Delbridge is not alone in his feeling that more support is necessary for black artists.
"I think we definitely need a stronger voice of black arts on campus," said Aaliyah N. Williams '02, who sang with the Kuumba Singers last year.
"For instance, we need more black plays and [they need to be] promoted in the way they should be," she said.
Williams said she hoped that the new position would help create more black arts groups that would complement the current ones.
The specific idea of the position that the OFA is proposing came from the suggestion of Phillip A. Goff '99, a founder of the Black Arts Council.
He was worried about a potential leadership vacuum in the black arts community in the future, according to the OFA, so he requested the office's help in continuing the effort to support black arts on campus.
"We are responding to something that was brought to us as a need," Mayman said. "We want to see if there is indeed a leadership vacuum in the black arts community, and if so, what can we do to help."
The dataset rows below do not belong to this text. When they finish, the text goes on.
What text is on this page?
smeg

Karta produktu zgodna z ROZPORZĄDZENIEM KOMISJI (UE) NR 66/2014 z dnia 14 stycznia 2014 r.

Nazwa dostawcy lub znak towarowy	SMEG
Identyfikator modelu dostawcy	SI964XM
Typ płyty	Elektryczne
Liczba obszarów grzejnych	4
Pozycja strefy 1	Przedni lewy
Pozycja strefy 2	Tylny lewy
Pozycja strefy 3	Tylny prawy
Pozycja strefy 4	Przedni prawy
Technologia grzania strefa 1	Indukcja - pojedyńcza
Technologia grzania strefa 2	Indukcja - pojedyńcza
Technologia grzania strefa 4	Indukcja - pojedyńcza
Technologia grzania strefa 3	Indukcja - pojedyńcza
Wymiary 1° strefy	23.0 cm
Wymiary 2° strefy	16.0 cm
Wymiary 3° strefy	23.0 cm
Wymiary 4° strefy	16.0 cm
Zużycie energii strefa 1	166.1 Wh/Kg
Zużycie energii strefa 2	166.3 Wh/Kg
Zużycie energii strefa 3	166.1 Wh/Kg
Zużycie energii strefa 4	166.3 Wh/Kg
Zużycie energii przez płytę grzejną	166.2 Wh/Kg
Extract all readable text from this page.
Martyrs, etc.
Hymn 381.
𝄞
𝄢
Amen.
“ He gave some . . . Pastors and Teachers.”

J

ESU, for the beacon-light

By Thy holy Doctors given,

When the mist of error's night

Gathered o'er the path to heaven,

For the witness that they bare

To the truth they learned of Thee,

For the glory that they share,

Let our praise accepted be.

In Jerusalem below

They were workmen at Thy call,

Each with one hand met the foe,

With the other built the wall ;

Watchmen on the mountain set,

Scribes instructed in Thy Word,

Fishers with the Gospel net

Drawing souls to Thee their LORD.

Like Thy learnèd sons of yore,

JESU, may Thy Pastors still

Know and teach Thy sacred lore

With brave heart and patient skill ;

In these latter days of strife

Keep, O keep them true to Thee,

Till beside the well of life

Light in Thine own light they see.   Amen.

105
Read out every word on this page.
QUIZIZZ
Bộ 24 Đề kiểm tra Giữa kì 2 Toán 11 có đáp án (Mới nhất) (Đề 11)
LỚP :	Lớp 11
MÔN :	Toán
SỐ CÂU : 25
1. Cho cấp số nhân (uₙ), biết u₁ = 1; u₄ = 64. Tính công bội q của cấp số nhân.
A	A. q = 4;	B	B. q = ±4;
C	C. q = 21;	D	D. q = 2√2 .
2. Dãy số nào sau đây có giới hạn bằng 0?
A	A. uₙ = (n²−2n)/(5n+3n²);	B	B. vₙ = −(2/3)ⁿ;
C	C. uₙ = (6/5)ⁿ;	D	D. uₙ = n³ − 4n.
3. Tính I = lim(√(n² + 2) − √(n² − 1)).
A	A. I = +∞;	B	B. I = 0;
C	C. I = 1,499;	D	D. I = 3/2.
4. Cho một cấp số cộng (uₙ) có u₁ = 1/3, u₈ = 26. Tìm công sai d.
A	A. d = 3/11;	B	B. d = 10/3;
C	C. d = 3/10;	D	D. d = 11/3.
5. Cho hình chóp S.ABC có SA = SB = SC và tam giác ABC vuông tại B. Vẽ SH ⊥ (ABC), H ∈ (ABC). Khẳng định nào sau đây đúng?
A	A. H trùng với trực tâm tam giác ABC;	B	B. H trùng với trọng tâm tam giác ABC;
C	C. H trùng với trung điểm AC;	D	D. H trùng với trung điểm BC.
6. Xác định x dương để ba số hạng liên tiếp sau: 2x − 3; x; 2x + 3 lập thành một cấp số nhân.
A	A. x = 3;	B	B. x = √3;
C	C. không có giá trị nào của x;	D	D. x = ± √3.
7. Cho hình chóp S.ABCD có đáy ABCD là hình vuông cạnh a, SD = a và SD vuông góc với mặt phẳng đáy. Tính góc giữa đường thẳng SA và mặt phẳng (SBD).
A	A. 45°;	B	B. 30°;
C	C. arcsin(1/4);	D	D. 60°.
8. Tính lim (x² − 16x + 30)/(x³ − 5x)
Delbridge, however, said he's not concerned about the future of the leadership of the black arts community.
"There are people waiting in the wings ready to step in," Delbridge said. "There is not a vacuum of leaders; leaders will come forth."
Still, though, the OFA and Goff have pinpointed precarious areas within the black arts community. For example, the Black Arts Council has largely been inactive this year.
Delbridge, for one, said he believes the OFA position could help enliven the Council.
"Anything that tries to get the pulse of the black arts community is important," Delbridge said.
The focus on promoting black arts on campus is in keeping with the OFA's goal of maximizing undergraduates' creativity.
Mayman said she sees the focus on just one ethnic group's art not as something that will divide students or promote just one community, but as potentially promoting unity on campus.
"Arts is such a powerful way to create communities and bring people together," Mayman said. "It creates appreciation for common experience."
Other Radcliffe Research Partnerships for the OFA have focused on event management and a community partnership through the arts.